Looking at the data released by Statista, you can see that Google’s online advertising revenue is growing at an increasingly slower rate: up 16.9% in 2013, 14.3% in 2014 and 11.5% in 2015. Given it’s current rate of decline, Google’s revenue growth with flatline in just four years. While the revenue graph still looks pretty great, Google’s slice of the global market is also on the slide.
Google's online advertising revenue is growing at an increasingly slower rate. Given it's current rate of decline, Google's revenue growth with flatline in just four years.
Google’s percentage net share of total global digital advertising revenue is actually down to 33.3% in 2015 from 34.6% in 2014. Statista is predicting a further decline in 2016 to just 30.9% of global online advertising revenue. So who else is making money hand over fist? And are they doing it better than Google?

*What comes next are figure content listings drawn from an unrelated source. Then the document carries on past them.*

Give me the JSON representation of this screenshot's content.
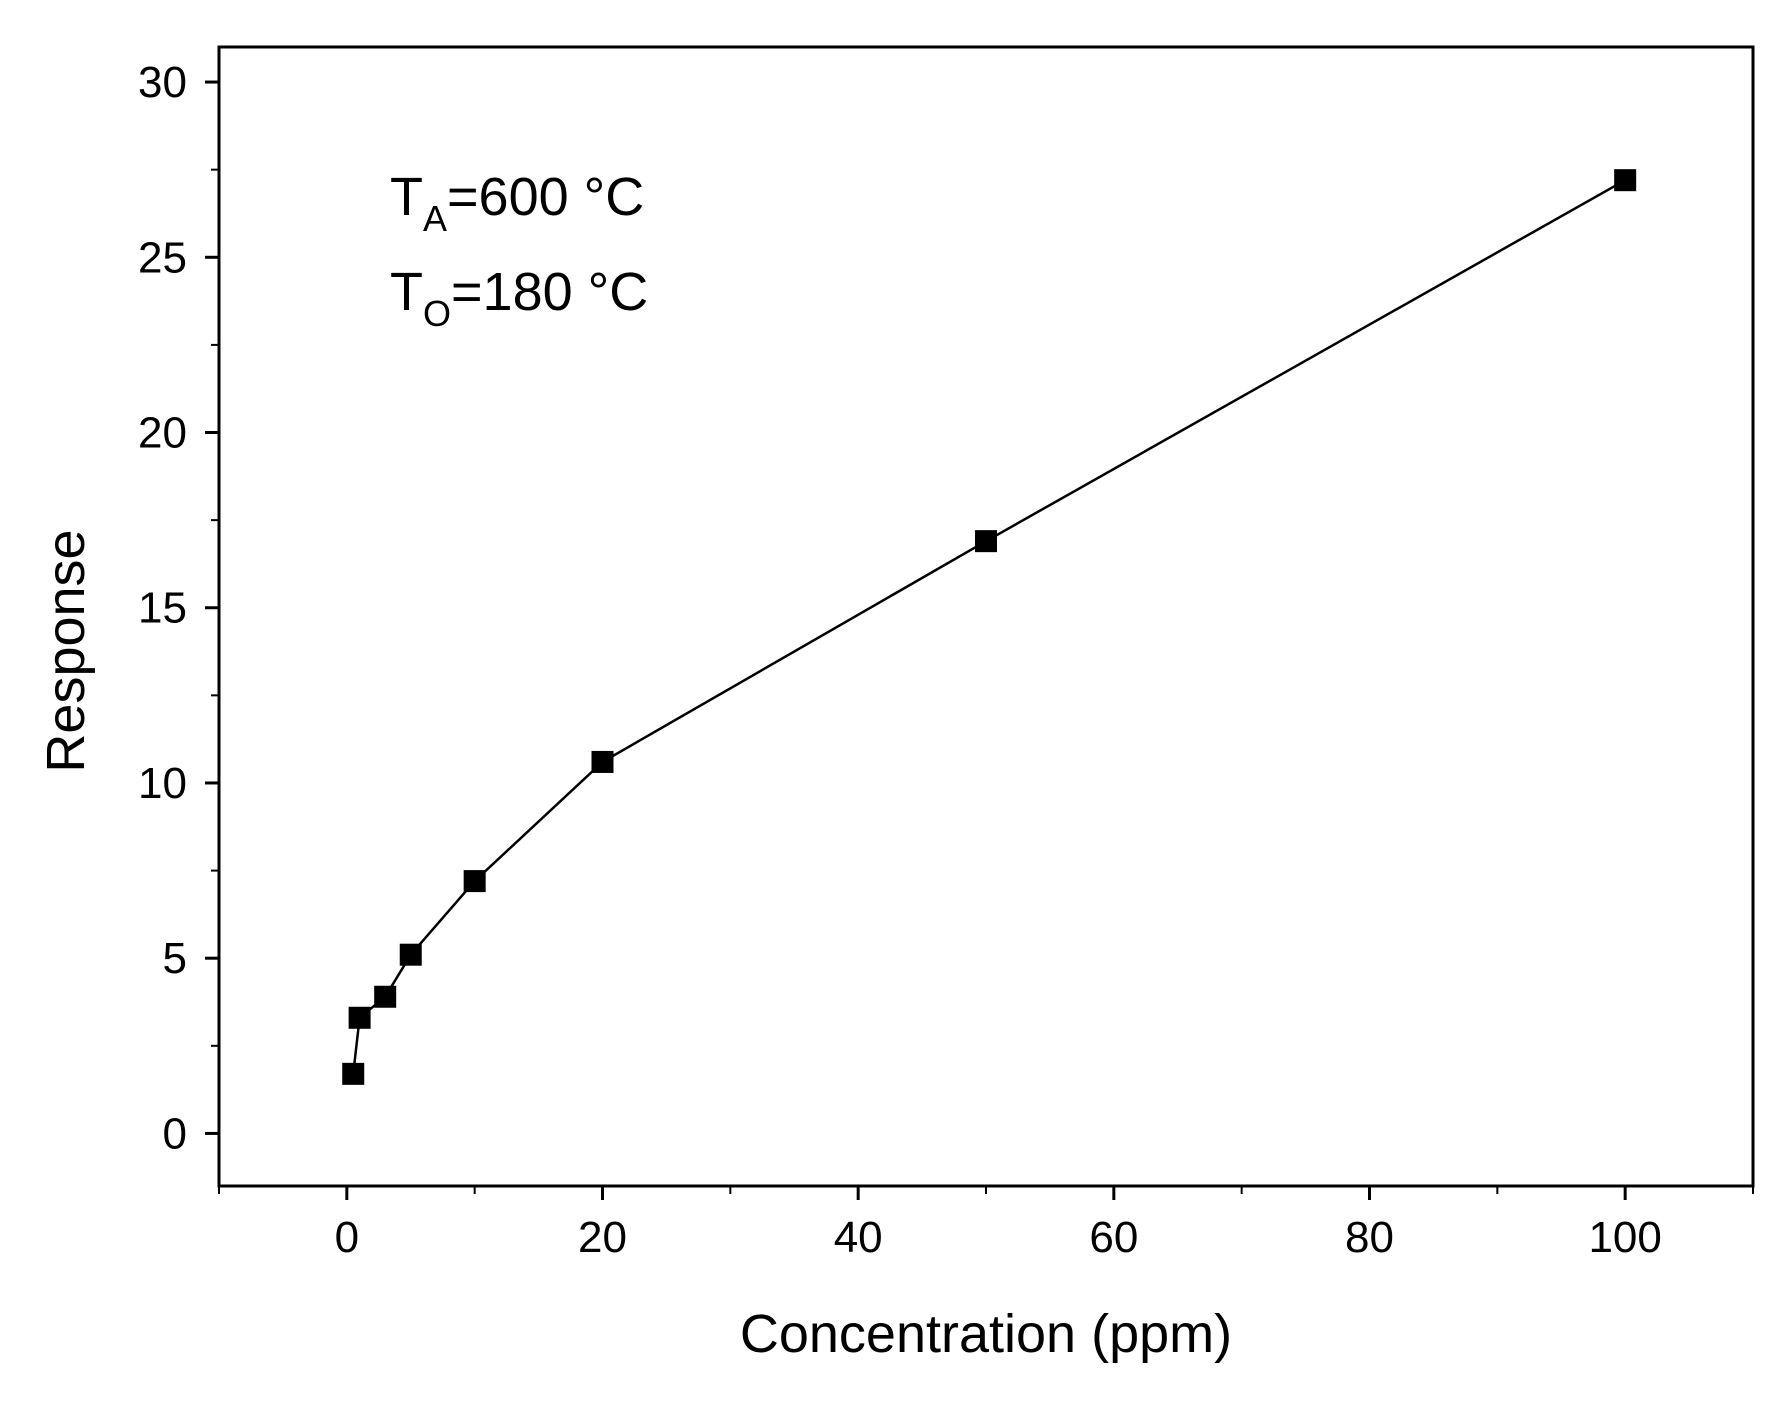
{
  "chart_data": {
    "type": "line",
    "title": "",
    "xlabel": "Concentration (ppm)",
    "ylabel": "Response",
    "xlim": [
      -10,
      110
    ],
    "ylim": [
      -1.5,
      31
    ],
    "xticks": [
      0,
      20,
      40,
      60,
      80,
      100
    ],
    "yticks": [
      0,
      5,
      10,
      15,
      20,
      25,
      30
    ],
    "xtick_labels": [
      "0",
      "20",
      "40",
      "60",
      "80",
      "100"
    ],
    "ytick_labels": [
      "0",
      "5",
      "10",
      "15",
      "20",
      "25",
      "30"
    ],
    "grid": false,
    "marker": "square",
    "colors": {
      "line": "#000000",
      "marker": "#000000"
    },
    "series": [
      {
        "name": "Response",
        "x": [
          0.5,
          1,
          3,
          5,
          10,
          20,
          50,
          100
        ],
        "y": [
          1.7,
          3.3,
          3.9,
          5.1,
          7.2,
          10.6,
          16.9,
          27.2
        ]
      }
    ],
    "annotations": [
      {
        "main": "T",
        "sub": "A",
        "rest": "=600 °C"
      },
      {
        "main": "T",
        "sub": "O",
        "rest": "=180 °C"
      }
    ]
  }
}
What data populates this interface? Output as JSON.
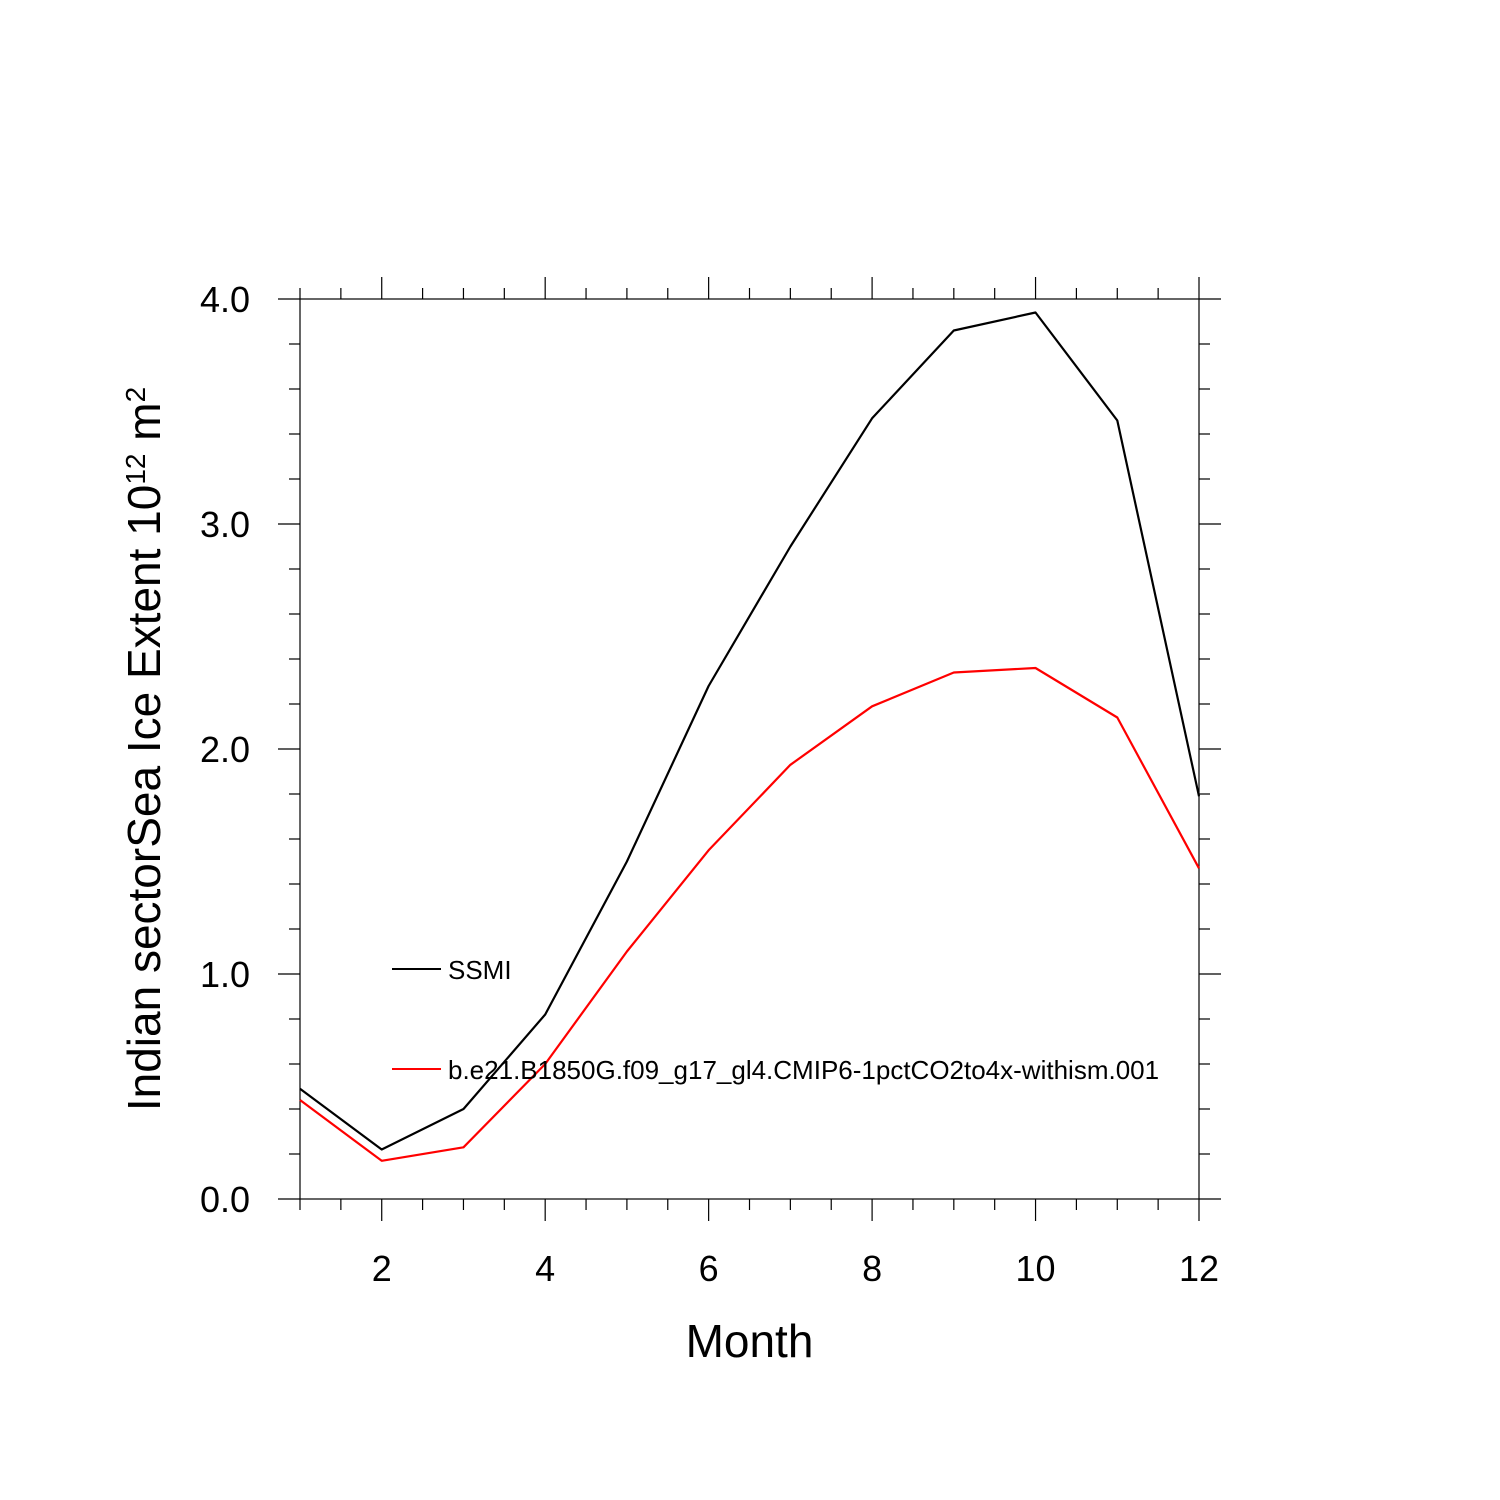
{
  "chart_data": {
    "type": "line",
    "title": "",
    "xlabel": "Month",
    "ylabel": "Indian sectorSea Ice Extent 10",
    "ylabel_exponent": "12",
    "ylabel_unit": " m",
    "ylabel_unit_exponent": "2",
    "xlim": [
      1,
      12
    ],
    "ylim": [
      0.0,
      4.0
    ],
    "x_ticks": [
      2,
      4,
      6,
      8,
      10,
      12
    ],
    "x_tick_labels": [
      "2",
      "4",
      "6",
      "8",
      "10",
      "12"
    ],
    "y_ticks": [
      0.0,
      1.0,
      2.0,
      3.0,
      4.0
    ],
    "y_tick_labels": [
      "0.0",
      "1.0",
      "2.0",
      "3.0",
      "4.0"
    ],
    "grid": false,
    "legend_position": "inside-lower-left",
    "x": [
      1,
      2,
      3,
      4,
      5,
      6,
      7,
      8,
      9,
      10,
      11,
      12
    ],
    "series": [
      {
        "name": "SSMI",
        "color": "#000000",
        "values": [
          0.49,
          0.22,
          0.4,
          0.82,
          1.5,
          2.28,
          2.9,
          3.47,
          3.86,
          3.94,
          3.46,
          1.79
        ]
      },
      {
        "name": "b.e21.B1850G.f09_g17_gl4.CMIP6-1pctCO2to4x-withism.001",
        "color": "#ff0000",
        "values": [
          0.44,
          0.17,
          0.23,
          0.6,
          1.1,
          1.55,
          1.93,
          2.19,
          2.34,
          2.36,
          2.14,
          1.47
        ]
      }
    ]
  }
}
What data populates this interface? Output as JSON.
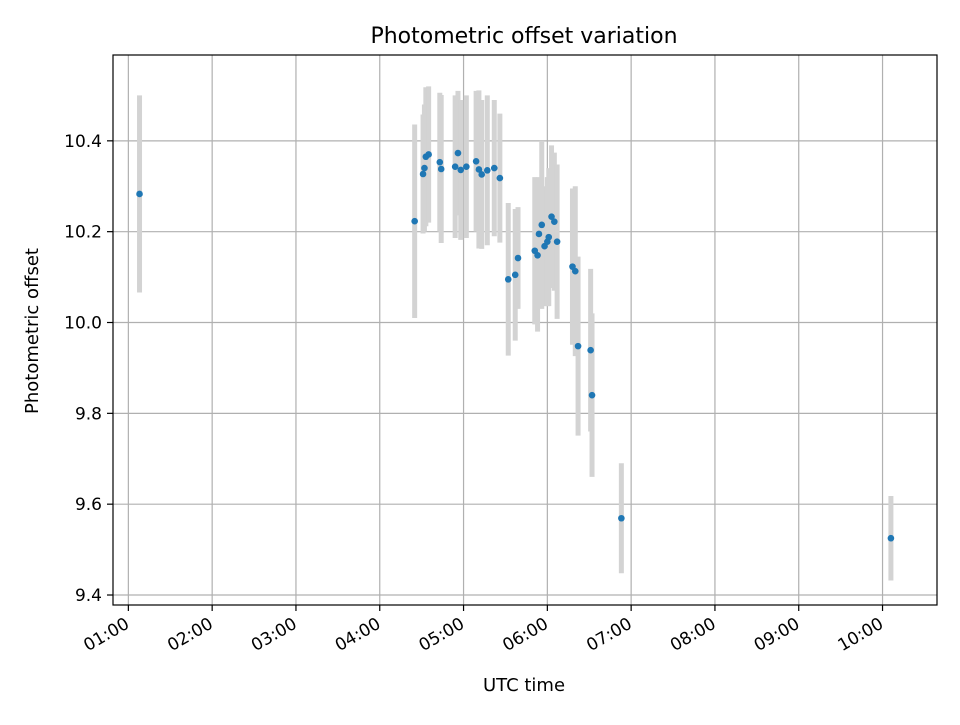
{
  "colors": {
    "point": "#1f77b4",
    "errorbar": "#d3d3d3",
    "grid": "#b0b0b0",
    "axes": "#000000",
    "background": "#ffffff"
  },
  "chart_data": {
    "type": "scatter",
    "title": "Photometric offset variation",
    "xlabel": "UTC time",
    "ylabel": "Photometric offset",
    "grid": true,
    "legend": "none",
    "xlim": [
      "00:49",
      "10:39"
    ],
    "ylim": [
      9.378,
      10.589
    ],
    "x_ticks": [
      "01:00",
      "02:00",
      "03:00",
      "04:00",
      "05:00",
      "06:00",
      "07:00",
      "08:00",
      "09:00",
      "10:00"
    ],
    "y_ticks": [
      "9.4",
      "9.6",
      "9.8",
      "10.0",
      "10.2",
      "10.4"
    ],
    "series": [
      {
        "error_bars": "symmetric",
        "points": [
          {
            "x": "01:08",
            "y": 10.283,
            "err": 0.217
          },
          {
            "x": "04:25",
            "y": 10.223,
            "err": 0.213
          },
          {
            "x": "04:31",
            "y": 10.327,
            "err": 0.131
          },
          {
            "x": "04:32",
            "y": 10.34,
            "err": 0.14
          },
          {
            "x": "04:33",
            "y": 10.365,
            "err": 0.153
          },
          {
            "x": "04:35",
            "y": 10.37,
            "err": 0.15
          },
          {
            "x": "04:43",
            "y": 10.353,
            "err": 0.153
          },
          {
            "x": "04:44",
            "y": 10.338,
            "err": 0.163
          },
          {
            "x": "04:54",
            "y": 10.343,
            "err": 0.157
          },
          {
            "x": "04:56",
            "y": 10.373,
            "err": 0.137
          },
          {
            "x": "04:58",
            "y": 10.336,
            "err": 0.154
          },
          {
            "x": "05:02",
            "y": 10.343,
            "err": 0.157
          },
          {
            "x": "05:09",
            "y": 10.355,
            "err": 0.155
          },
          {
            "x": "05:11",
            "y": 10.337,
            "err": 0.174
          },
          {
            "x": "05:13",
            "y": 10.326,
            "err": 0.164
          },
          {
            "x": "05:17",
            "y": 10.335,
            "err": 0.165
          },
          {
            "x": "05:22",
            "y": 10.34,
            "err": 0.15
          },
          {
            "x": "05:26",
            "y": 10.318,
            "err": 0.142
          },
          {
            "x": "05:32",
            "y": 10.095,
            "err": 0.168
          },
          {
            "x": "05:37",
            "y": 10.105,
            "err": 0.145
          },
          {
            "x": "05:39",
            "y": 10.142,
            "err": 0.112
          },
          {
            "x": "05:51",
            "y": 10.158,
            "err": 0.162
          },
          {
            "x": "05:53",
            "y": 10.148,
            "err": 0.168
          },
          {
            "x": "05:54",
            "y": 10.195,
            "err": 0.125
          },
          {
            "x": "05:56",
            "y": 10.215,
            "err": 0.185
          },
          {
            "x": "05:58",
            "y": 10.168,
            "err": 0.132
          },
          {
            "x": "06:00",
            "y": 10.178,
            "err": 0.142
          },
          {
            "x": "06:01",
            "y": 10.188,
            "err": 0.152
          },
          {
            "x": "06:03",
            "y": 10.233,
            "err": 0.157
          },
          {
            "x": "06:05",
            "y": 10.222,
            "err": 0.152
          },
          {
            "x": "06:07",
            "y": 10.178,
            "err": 0.17
          },
          {
            "x": "06:18",
            "y": 10.123,
            "err": 0.172
          },
          {
            "x": "06:20",
            "y": 10.113,
            "err": 0.187
          },
          {
            "x": "06:22",
            "y": 9.948,
            "err": 0.197
          },
          {
            "x": "06:31",
            "y": 9.939,
            "err": 0.179
          },
          {
            "x": "06:32",
            "y": 9.84,
            "err": 0.18
          },
          {
            "x": "06:53",
            "y": 9.569,
            "err": 0.121
          },
          {
            "x": "10:06",
            "y": 9.525,
            "err": 0.093
          }
        ]
      }
    ]
  }
}
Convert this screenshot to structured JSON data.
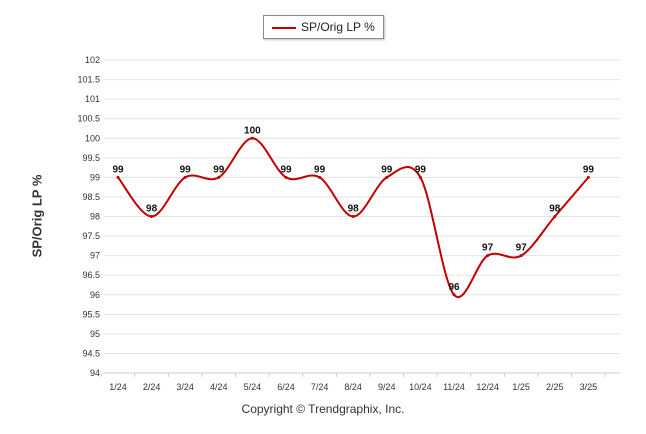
{
  "chart_data": {
    "type": "line",
    "categories": [
      "1/24",
      "2/24",
      "3/24",
      "4/24",
      "5/24",
      "6/24",
      "7/24",
      "8/24",
      "9/24",
      "10/24",
      "11/24",
      "12/24",
      "1/25",
      "2/25",
      "3/25"
    ],
    "series": [
      {
        "name": "SP/Orig LP %",
        "values": [
          99,
          98,
          99,
          99,
          100,
          99,
          99,
          98,
          99,
          99,
          96,
          97,
          97,
          98,
          99
        ],
        "color": "#c00000"
      }
    ],
    "ylabel": "SP/Orig LP %",
    "ylim": [
      94,
      102
    ],
    "yticks": [
      94,
      94.5,
      95,
      95.5,
      96,
      96.5,
      97,
      97.5,
      98,
      98.5,
      99,
      99.5,
      100,
      100.5,
      101,
      101.5,
      102
    ],
    "ytick_labels": [
      "94",
      "94.5",
      "95",
      "95.5",
      "96",
      "96.5",
      "97",
      "97.5",
      "98",
      "98.5",
      "99",
      "99.5",
      "100",
      "100.5",
      "101",
      "101.5",
      "102"
    ],
    "grid": true,
    "legend": "top-center",
    "data_labels": true
  },
  "footer": "Copyright © Trendgraphix, Inc."
}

Well, Facebook is a good example. While Facebook isn’t making anywhere near the amount of money as Google, the social platform is enjoying fantastic growth, with four times the revenue in 2015 as it made in 2012. To compare growth with growth, Facebook’s advertising revenue grew 38.8% in 2013, 39.2% in 2014 and 32.7% in 2015. That’s three times the rate of growth Google enjoyed last year.
Global online marketing expenditure is projected to cross the quarter-trillion dollar threshold in 2018, with online advertising accounting for one third of it.
With global online marketing expenditure projected to cross the quarter-trillion dollar threshold in 2018, there’s reason to be envious of Facebook’s growth. As a percentage of advertising expenditure generally, online accounts for one third of it, but it too is on the rise, as more and more advertisers look beyond traditional television advertising.
Where do you think the future of online marketing lies? Is it more effective than TV?